Roanoke Times Copyright (c) 1995, Landmark Communications, Inc. DATE: TUESDAY, April 24, 1990 TAG: 9004240681 SECTION: VIRGINIA PAGE: A/1 EDITION: EVENING SOURCE: BEN BEAGLE STAFF WRITER DATELINE: LENGTH: Medium
It was May 12, 1980 - a private ceremony that followed days of uncertainty and politics that centered on the return of his body to the United States from a country 6,000 miles away.
On April 25 of that year, Harvey and seven other members of an aborted secret mission had died in an Iranian salt desert.
Had the mission been successful, they would have freed and brought back home 52 hostages being held at the American Embassy in Tehran.
It was not successful. Three of eight rescue helicopters broke down. Harvey, a 1976 Patrick Henry High School graduate, died when a transport plane and a helicopter collided.
The aborted raid killed eight young Americans and destroyed any chance that Democratic President Jimmy Carter would be elected for a second term the following November.
Shortly after Ronald Reagan was inaugurated in January 1981, the 52 hostages were released and flown home.
There was criticism of the way the raid was handled and of its tactics, but Marine Sgt. John Davis Harvey, a specialist in helicopter electronics, and seven other servicemen became untouchable heroes.
They also escaped the irony of the release of the 52 people they had tried to free.
In Arlington National Cemetery, there is a plaque honoring the three Marines and five members of the Air Force who died in the desert 10 years ago.
At Roanoke's Patrick Henry High School, Harvey's name lives on in a scholarship established soon after his death.
And 10 years later, John and Jean Harvey, the sergeant's parents, and other members of the family will be at the plaque in Arlington for a ceremony Wednesday marking the 10th anniversary.

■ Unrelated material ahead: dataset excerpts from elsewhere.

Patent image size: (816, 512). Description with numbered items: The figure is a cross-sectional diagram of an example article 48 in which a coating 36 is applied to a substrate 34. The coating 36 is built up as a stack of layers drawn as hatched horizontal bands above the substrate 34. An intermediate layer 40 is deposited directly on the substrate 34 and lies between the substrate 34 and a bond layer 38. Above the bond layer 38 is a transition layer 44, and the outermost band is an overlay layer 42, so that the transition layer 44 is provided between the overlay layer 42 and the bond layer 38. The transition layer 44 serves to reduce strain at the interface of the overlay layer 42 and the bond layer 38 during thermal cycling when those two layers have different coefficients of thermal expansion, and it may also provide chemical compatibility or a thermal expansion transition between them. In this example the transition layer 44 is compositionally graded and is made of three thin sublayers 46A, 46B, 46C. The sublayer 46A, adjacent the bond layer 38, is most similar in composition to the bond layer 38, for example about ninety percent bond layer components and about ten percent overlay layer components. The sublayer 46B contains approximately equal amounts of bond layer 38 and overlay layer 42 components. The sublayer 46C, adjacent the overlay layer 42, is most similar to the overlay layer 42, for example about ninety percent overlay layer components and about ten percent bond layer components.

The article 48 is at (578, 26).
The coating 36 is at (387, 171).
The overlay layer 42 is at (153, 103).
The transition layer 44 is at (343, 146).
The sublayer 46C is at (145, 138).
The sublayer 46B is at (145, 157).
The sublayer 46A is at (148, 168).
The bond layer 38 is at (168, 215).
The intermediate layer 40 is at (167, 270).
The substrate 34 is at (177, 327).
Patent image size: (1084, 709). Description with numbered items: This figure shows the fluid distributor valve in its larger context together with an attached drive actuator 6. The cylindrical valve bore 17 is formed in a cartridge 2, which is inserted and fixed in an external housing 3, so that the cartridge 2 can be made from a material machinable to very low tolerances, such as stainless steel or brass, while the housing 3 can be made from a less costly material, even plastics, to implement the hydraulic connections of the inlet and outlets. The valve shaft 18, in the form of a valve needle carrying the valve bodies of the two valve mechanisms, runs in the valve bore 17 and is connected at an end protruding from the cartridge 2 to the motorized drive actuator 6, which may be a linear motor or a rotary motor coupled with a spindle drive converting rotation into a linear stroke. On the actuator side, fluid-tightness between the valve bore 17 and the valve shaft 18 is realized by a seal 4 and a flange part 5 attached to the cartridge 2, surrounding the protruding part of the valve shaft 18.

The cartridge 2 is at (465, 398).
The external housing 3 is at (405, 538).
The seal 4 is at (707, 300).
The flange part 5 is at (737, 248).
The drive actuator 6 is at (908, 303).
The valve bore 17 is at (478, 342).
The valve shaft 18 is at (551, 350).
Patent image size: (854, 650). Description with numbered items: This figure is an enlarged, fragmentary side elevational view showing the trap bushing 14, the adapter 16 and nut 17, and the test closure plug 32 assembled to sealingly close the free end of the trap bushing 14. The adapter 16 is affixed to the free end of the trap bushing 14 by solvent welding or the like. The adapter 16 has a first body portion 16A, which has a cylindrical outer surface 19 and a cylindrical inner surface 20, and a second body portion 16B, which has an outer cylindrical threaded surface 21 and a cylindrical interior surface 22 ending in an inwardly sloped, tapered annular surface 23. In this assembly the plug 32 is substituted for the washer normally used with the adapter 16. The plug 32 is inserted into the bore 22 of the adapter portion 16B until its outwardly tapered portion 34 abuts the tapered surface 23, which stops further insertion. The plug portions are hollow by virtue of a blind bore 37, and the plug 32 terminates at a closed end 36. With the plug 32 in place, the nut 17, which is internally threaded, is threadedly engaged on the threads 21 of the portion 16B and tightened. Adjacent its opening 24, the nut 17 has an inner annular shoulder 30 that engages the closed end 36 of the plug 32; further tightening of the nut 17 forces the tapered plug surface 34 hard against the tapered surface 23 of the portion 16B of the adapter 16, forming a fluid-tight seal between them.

Jean Harvey said the service is sponsored by No Greater Love, a humanitarian organization.
"I'm so grateful that they're holding this service," she said.
It is comforting to know, she said, that her son and seven other servicemen "are not just being forgotten."
"I was just thinking this morning," Jean Harvey said, "that it's been 10 years, but it just seems like yesterday."
A spokesman for No Greater Love said retired Ambassador Bruce Laingen, who was charge d'affaires at the U.S. Embassy in Tehran when it was stormed and the hostages captured, will attend the remembrance ceremony.
He said six of the other hostages also will join family members at the ceremony.
Jean Harvey said she has attended other remembrance ceremonies at Arlington.
This week, the Rev. Harry Gamble, former pastor of Calvary Baptist Church in which the sergeant was active, remembered Harvey as "just a delightful little boy . . . a very small boy."
At a memorial service for the sergeant in May 1980, Gamble had read from Paul's second letter to Timothy:
"I have fought the good fight. I have finished the race. I have kept the faith. Henceforth there is laid up for me the crown of righteousness."